Él apretó la mandíbula, furioso y asustado a la vez, y finalmente dio un paso al hielo. Su cuerpo estaba rígido, sus movimientos torpes, como si cada segundo luchara contra un recuerdo que lo desgarraba.

—Estás loca —gruñó, alcanzándome de golpe y atrapándome por la cintura, pegándome a él.

Su respiración estaba acelerada. Puse mis manos sobre su pecho y lo obligué a mirarme:

—Respira. Nada malo va a pasar.

—¿Cómo lo sabes? —susurró, con una voz rota que me atravesó el alma.

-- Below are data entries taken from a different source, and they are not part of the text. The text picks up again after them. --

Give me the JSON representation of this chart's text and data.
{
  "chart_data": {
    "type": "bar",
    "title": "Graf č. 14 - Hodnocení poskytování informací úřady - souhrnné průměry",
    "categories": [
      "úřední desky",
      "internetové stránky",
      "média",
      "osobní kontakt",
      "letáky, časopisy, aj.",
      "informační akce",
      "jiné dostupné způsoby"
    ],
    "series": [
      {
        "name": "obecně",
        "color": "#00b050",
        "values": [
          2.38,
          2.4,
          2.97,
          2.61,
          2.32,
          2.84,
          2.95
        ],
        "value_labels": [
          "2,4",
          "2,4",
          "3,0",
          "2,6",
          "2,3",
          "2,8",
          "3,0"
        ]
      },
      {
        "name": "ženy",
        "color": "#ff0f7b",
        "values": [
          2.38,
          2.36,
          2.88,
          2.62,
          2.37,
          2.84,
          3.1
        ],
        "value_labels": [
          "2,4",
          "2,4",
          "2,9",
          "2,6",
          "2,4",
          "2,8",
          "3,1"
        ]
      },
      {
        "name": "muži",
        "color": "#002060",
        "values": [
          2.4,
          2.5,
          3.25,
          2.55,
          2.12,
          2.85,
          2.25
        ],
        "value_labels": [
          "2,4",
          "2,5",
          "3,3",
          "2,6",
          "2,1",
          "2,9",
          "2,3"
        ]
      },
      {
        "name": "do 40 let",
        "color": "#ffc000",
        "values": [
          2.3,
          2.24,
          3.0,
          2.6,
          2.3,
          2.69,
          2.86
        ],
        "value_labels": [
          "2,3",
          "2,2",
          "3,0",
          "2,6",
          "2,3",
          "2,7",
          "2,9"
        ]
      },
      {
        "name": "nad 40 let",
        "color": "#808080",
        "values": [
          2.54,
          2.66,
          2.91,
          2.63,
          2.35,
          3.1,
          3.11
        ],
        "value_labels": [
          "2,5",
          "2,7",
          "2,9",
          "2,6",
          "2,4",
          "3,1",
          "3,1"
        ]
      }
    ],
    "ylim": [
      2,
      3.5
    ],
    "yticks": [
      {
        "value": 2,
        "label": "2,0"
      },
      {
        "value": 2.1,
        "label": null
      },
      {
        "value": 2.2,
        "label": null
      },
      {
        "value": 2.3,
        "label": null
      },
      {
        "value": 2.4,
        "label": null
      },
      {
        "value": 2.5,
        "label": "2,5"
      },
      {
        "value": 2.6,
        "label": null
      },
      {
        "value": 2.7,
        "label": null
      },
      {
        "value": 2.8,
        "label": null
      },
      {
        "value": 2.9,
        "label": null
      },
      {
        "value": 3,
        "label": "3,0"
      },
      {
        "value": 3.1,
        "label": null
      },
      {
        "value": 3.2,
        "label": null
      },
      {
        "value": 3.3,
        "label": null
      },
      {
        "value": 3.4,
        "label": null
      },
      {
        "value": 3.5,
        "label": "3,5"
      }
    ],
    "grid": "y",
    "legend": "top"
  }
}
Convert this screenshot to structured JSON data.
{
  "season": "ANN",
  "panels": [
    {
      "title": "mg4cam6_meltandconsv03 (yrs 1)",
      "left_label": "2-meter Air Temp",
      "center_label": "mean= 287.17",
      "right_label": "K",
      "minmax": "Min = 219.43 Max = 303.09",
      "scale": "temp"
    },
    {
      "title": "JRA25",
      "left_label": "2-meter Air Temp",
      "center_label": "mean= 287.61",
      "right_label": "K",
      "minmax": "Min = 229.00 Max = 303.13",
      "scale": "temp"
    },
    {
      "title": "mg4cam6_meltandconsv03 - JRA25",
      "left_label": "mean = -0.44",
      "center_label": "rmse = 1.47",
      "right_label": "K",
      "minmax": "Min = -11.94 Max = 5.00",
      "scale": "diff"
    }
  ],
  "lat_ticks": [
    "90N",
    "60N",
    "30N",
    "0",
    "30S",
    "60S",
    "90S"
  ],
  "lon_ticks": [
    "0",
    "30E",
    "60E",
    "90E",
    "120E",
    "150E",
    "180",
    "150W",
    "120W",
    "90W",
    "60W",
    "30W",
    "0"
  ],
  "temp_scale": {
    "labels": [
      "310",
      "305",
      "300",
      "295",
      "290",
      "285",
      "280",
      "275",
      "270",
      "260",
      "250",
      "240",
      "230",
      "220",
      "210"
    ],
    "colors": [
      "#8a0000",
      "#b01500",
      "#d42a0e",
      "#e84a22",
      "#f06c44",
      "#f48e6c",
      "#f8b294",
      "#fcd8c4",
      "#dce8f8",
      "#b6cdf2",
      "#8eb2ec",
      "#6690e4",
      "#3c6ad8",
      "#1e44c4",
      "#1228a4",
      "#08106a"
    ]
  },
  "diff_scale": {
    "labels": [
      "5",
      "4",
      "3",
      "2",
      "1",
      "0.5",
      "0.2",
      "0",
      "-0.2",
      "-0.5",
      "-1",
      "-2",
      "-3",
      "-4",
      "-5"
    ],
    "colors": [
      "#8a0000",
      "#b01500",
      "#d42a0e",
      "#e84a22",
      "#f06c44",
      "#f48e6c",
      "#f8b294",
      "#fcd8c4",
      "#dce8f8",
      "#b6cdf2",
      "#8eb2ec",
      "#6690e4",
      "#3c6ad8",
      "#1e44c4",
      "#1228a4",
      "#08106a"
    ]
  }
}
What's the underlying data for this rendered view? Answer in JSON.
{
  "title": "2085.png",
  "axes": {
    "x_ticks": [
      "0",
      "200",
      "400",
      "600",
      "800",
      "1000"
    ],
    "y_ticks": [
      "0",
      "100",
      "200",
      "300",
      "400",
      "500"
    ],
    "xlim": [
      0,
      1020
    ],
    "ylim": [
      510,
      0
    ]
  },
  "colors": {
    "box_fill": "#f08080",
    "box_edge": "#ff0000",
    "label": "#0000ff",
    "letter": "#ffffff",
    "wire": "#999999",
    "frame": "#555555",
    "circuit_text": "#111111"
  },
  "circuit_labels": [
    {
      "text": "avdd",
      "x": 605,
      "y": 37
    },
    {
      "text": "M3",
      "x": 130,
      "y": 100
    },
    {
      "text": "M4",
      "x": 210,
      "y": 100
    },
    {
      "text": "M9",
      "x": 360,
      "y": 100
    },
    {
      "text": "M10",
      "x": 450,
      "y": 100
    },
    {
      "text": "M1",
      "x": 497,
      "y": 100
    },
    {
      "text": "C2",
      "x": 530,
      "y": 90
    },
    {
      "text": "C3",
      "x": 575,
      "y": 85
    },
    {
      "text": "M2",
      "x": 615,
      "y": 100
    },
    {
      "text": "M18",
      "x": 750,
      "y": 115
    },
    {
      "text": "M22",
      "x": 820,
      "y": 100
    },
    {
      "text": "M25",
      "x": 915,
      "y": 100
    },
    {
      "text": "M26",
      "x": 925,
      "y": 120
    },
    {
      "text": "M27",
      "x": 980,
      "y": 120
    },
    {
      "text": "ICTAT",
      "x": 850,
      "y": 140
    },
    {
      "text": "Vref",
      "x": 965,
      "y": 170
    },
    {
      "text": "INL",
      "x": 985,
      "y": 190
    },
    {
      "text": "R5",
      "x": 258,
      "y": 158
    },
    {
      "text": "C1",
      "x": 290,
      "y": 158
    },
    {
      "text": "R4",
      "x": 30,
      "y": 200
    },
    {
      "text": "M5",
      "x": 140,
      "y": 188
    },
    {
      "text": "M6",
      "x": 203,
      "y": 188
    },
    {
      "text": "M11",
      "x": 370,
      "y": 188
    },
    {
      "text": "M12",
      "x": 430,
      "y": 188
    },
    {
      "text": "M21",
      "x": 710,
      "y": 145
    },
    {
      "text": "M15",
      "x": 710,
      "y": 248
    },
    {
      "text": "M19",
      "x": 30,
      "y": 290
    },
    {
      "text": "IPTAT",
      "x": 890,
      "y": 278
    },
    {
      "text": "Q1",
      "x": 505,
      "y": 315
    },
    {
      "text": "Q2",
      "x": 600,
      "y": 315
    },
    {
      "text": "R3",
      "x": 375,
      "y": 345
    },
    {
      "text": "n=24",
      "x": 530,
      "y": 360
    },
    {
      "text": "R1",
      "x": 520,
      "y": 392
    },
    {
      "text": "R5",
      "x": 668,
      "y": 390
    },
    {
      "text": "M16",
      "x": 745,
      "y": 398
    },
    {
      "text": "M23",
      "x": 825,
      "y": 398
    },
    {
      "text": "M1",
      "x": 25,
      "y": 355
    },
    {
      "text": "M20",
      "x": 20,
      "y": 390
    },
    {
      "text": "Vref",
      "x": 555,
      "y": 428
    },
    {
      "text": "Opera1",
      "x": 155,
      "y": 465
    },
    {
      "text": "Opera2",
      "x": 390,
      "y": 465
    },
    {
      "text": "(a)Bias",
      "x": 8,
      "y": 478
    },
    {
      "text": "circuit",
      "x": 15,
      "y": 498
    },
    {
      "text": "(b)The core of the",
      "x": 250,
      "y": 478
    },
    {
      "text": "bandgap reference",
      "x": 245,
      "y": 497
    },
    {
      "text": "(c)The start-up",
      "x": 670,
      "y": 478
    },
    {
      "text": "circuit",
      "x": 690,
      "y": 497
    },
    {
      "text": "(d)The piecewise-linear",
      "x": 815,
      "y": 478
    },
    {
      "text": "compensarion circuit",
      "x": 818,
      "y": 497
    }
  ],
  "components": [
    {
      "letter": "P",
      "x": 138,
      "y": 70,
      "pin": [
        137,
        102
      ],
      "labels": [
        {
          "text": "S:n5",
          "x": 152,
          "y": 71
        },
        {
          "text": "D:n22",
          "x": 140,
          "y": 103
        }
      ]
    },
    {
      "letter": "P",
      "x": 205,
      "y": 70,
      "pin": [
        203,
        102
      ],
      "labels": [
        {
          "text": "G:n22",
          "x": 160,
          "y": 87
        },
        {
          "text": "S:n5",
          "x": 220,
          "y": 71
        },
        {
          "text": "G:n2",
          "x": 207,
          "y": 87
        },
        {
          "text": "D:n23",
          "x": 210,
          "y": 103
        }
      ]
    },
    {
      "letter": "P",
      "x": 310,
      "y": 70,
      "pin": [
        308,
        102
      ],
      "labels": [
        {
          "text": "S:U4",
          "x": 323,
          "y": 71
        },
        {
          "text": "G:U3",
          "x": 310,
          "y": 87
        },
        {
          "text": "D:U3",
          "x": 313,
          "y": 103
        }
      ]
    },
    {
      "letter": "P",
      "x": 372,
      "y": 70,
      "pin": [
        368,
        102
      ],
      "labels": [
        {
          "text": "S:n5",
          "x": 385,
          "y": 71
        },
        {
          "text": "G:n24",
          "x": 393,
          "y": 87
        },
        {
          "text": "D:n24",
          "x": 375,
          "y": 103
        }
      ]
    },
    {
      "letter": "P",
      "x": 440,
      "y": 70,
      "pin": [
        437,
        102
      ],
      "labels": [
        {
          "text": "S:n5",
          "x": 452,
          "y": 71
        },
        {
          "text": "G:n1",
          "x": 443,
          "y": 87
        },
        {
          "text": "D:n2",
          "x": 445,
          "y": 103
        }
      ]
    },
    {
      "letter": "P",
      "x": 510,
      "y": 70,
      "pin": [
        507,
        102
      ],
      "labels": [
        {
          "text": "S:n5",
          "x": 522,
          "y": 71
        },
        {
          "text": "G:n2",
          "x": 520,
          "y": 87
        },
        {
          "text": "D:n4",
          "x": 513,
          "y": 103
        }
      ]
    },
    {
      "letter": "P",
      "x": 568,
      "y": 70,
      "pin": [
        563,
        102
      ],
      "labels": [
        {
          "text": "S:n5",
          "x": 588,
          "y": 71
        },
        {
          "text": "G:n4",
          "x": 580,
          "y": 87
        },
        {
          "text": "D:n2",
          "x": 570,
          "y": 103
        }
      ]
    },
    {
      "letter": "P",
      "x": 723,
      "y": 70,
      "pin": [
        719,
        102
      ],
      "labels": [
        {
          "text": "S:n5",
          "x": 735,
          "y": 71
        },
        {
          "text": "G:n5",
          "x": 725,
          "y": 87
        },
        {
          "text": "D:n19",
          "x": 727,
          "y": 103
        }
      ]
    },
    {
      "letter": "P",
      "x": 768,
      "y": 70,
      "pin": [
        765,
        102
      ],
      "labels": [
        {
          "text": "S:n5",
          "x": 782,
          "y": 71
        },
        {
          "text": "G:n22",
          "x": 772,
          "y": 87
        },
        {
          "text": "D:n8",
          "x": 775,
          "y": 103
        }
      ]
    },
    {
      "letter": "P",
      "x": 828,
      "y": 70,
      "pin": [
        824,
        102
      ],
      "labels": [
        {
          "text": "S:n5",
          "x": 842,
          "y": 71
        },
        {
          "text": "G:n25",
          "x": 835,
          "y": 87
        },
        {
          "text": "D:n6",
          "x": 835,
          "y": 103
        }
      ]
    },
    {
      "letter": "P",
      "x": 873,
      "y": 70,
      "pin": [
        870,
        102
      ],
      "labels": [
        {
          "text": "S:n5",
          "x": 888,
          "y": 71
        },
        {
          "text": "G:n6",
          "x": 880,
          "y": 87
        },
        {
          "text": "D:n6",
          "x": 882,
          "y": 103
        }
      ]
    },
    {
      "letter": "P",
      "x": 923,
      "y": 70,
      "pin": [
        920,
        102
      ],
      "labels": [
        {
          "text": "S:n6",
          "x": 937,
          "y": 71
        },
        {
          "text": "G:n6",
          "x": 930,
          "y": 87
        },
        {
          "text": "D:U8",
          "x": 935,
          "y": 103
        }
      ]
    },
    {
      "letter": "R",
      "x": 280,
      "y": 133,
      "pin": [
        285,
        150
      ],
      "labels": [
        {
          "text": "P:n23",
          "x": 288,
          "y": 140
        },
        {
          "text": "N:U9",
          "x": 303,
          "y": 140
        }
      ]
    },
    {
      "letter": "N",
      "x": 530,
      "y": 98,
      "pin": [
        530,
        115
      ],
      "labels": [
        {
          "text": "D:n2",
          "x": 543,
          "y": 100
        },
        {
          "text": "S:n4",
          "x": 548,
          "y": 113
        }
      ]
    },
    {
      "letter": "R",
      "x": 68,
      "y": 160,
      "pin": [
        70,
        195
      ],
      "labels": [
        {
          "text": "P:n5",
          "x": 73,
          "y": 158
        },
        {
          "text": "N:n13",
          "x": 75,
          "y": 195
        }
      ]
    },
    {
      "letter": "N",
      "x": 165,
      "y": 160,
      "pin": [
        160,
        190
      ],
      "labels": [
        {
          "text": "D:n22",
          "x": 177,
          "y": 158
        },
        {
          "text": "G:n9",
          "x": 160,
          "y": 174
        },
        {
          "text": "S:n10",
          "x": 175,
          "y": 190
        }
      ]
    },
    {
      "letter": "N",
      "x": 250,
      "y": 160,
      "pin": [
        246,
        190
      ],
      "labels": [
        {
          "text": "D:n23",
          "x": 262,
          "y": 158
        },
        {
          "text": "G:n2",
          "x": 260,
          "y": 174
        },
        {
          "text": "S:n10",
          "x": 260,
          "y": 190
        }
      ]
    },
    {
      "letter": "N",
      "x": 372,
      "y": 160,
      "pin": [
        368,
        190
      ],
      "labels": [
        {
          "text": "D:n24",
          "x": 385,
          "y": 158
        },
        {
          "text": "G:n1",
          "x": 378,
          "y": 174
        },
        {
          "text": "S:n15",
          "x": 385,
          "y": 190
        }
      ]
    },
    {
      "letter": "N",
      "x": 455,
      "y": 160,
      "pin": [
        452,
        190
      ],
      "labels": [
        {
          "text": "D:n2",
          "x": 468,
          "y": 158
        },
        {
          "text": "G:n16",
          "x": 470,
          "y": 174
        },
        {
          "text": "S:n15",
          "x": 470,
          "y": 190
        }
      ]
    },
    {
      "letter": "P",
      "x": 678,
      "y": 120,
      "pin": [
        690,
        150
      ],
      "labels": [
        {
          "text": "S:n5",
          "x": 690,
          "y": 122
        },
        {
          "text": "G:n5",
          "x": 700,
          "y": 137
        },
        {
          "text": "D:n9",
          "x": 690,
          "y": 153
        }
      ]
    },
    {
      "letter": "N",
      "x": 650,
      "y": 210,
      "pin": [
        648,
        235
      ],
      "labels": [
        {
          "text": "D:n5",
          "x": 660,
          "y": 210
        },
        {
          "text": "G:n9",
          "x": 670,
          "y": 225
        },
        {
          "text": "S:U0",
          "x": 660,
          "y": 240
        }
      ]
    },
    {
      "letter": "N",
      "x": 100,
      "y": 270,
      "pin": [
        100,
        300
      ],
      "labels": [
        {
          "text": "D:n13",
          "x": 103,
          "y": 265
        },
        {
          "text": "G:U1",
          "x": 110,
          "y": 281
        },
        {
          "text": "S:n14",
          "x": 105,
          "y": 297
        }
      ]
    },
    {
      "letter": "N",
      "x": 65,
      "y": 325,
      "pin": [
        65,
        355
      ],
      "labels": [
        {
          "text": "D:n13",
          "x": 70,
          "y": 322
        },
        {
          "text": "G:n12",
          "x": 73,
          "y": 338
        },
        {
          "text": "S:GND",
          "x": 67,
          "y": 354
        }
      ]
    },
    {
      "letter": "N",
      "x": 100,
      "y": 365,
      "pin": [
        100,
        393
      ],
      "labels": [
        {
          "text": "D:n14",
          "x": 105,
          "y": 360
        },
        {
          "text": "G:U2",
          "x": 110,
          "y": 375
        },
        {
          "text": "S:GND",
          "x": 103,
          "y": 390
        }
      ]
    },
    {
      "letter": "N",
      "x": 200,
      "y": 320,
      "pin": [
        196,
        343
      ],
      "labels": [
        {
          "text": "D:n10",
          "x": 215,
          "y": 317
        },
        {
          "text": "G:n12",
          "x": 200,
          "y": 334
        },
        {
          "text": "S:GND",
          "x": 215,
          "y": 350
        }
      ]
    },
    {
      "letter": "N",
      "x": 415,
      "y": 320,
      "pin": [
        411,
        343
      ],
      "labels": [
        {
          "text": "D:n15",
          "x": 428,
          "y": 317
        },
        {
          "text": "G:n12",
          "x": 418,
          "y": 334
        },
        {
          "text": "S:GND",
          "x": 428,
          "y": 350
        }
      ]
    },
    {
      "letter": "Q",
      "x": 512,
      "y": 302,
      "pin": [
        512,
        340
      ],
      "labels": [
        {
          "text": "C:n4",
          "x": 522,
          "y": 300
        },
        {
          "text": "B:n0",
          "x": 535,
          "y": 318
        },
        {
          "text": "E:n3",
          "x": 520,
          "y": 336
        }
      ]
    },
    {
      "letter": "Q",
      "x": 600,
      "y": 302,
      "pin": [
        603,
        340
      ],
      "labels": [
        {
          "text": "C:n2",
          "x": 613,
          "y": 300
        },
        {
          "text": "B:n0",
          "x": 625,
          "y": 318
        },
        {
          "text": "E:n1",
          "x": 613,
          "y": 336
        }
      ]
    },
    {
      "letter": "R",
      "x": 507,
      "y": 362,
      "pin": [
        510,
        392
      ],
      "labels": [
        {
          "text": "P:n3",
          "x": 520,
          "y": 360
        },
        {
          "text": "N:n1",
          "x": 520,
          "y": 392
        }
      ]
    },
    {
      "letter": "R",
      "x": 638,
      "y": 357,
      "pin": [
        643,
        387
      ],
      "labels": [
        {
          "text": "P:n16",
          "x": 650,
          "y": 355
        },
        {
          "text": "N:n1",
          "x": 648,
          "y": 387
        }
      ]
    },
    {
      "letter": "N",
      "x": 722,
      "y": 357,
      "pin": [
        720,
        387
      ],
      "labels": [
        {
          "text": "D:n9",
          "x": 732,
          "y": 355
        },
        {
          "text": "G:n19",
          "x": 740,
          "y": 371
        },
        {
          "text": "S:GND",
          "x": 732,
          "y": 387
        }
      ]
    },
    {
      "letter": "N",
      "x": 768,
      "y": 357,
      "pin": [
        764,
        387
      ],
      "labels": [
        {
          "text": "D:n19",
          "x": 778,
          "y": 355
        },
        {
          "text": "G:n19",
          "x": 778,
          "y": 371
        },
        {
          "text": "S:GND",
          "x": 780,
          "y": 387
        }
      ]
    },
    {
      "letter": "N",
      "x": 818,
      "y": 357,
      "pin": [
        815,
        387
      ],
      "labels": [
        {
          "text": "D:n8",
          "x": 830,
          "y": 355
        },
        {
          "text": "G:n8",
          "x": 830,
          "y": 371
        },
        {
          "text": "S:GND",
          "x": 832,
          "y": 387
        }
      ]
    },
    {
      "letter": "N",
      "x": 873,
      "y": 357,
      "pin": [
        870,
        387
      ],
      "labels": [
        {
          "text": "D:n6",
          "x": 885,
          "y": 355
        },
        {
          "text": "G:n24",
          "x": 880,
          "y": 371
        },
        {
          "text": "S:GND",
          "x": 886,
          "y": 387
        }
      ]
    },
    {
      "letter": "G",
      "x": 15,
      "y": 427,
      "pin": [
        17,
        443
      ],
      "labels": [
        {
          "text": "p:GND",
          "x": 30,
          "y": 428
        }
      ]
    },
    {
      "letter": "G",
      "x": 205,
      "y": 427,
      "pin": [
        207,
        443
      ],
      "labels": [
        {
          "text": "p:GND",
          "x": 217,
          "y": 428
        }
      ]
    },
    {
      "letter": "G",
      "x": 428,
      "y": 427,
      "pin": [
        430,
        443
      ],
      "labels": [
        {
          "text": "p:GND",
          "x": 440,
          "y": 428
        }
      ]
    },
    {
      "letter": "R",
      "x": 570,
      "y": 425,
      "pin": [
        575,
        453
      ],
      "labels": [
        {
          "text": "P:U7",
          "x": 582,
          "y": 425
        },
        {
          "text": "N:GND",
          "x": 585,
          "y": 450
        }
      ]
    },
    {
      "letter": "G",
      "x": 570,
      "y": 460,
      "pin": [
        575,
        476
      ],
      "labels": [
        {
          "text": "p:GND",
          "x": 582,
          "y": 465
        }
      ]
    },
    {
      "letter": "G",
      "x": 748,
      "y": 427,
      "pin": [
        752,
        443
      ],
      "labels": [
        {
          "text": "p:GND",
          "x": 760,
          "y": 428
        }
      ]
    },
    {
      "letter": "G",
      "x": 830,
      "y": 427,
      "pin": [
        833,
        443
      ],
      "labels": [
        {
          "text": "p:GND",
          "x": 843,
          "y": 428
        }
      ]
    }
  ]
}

Lo besé suave, apenas un roce, como una caricia de calor en medio del hielo.

—Lo sé —murmuré.

Y, por primera vez, lo vi relajarse. Un poco.

—¿Patinamos? —pregunté, guiñando un ojo.

—Tengo miedo —admitió, y esa vulnerabilidad me rompió.

—¿De perder otra vez contra mí?

Él sostuvo mi mirada, grave, y murmuró:

—De perderte.

Mi corazón tembló. Fingí exasperación, suspirando:

—Tendré que usar otros métodos menos inspiradores… y más bruscos.

Arqueó una ceja:

—¿Ah, sí?

Me acerqué a su oído y susurré con picardía:

—Te pillé. —Lo toqué en el hombro y salí disparada hacia el centro del lago.

Lev soltó una risa breve, peligrosa:

—¿Acaso tienes nueve años, Anya?

—Sigues siendo lento… —grité, girando con una pirueta para provocarlo.

Él aceleró detrás de mí:

—Morderás el hielo, y después no llores.

El lago se llenó de nuestro juego: giros, saltos, carreras, huidas, choques suaves. Una cacería brillante bajo las estrellas. Y al final, él me alcanzó, atrapándome con fuerza, sus labios cayendo sobre los míos en un beso brusco, hambriento, que me cortó la respiración.

—Si perder hace que me beses así… —jadeé, riendo entre lágrimas— dejaré que ganes la próxima medalla.

Él sonrió contra mi boca, ardiente, peligroso:

—No tendrás el mismo milagro dos veces.

—Cállate y bésame.

Y lo hizo.

El hielo dejó de ser un enemigo. Bajo sus brazos, bajo su risa y sus besos, se volvió nuestro hogar.

Esa noche entendí que, incluso en el hielo más hostil, siempre encontraría calor si estaba con él.